The really weird thing is that it simultaneously works correctly and doesn't. I would think that it would be one or the other.
Here is another example in the cron log were it ran both ways for a user other than root:
Feb 2 00:00:01 pwslhdpedgecp001 CROND[25828]: (kodoop) CMD (/opt/inmar/kognitio/kognitio_stop.sh) <--- Correct
Feb 2 00:00:01 pwslhdpedgecp001 CROND[25829]: (root) CMD (kodoop /opt/inmar/kognitio/kognitio_stop.sh) <--- Not Correct
No, that is what I don't understand either and why I am asking the question, hoping that someone else has seen this before or can point me in the right direction. There is only one crontab file with this job. I created the crontab file in /etc/cron.d and sudoed as root, I run:
crontab <filename>
crontab -e
(save the crontab with :wq)
it says 'crontab: installing new crontab'
That's it. Pretty simple.
Last edited by avalenti3; 02-03-2017 at 11:34 AM.
Reason: added the location of file created
You posted that you created cron jobs in /etc/cron.d which are system jobs and not the same thing as root's cron jobs which are saved in /var/spool/cron when you use crontab -e. The jobs create using crontab -e do not need a user-name.
If you added the same command when you run crontab -e then you are running it twice.
Last edited by michaelk; 02-03-2017 at 11:47 AM.
Reason: responded to additional information.

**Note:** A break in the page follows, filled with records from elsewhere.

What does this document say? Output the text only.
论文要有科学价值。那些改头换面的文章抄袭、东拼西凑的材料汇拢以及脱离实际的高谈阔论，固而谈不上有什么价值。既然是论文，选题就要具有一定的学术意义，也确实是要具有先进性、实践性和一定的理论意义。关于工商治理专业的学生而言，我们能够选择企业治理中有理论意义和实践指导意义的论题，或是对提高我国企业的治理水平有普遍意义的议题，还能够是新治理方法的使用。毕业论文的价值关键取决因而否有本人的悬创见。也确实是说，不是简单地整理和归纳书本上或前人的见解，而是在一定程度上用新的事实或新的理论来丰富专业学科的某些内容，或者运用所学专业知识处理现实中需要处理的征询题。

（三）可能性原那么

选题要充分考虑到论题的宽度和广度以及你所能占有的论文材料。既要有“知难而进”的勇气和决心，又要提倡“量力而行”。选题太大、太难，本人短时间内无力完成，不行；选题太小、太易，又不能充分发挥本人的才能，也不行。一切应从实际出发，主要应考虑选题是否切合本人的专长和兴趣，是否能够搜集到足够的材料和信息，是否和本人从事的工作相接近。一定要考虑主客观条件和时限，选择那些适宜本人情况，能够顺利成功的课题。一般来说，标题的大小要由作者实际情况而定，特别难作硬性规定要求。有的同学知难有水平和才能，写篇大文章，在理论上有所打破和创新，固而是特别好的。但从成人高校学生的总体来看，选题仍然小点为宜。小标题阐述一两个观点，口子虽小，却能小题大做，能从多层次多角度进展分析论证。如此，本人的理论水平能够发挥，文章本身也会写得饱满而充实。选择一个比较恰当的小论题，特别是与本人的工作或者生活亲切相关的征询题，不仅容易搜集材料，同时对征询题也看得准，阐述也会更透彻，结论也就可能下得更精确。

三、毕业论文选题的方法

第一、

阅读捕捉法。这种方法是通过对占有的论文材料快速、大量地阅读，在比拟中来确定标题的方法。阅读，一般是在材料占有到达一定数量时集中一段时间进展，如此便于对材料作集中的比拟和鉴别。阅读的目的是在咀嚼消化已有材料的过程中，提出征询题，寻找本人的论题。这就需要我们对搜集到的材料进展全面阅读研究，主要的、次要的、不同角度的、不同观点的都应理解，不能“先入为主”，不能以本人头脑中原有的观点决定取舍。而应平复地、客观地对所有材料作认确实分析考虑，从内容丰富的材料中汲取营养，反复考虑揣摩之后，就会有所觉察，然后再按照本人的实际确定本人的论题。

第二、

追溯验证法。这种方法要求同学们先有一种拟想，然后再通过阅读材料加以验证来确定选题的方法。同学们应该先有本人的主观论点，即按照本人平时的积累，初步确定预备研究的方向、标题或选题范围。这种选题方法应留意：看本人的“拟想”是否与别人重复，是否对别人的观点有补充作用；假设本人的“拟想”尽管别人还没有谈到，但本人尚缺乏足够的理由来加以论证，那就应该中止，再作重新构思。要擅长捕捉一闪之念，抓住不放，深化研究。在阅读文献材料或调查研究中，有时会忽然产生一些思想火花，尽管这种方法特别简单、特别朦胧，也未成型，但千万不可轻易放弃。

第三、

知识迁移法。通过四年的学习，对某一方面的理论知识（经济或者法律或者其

Ok, here is a better explanation after a bit of thinking I think. By running crontab <filename> as root you switched its default cron file from /var/spool/cron/root to /etc/cron.d/<filename> so it is running it twice i.e. as a system job and as root.
If you switch root's cron back i.e run crontab /var/spool/cron (as root) that should work although you could run crontab -e and then save a blank file via :wq just to "refresh" crond.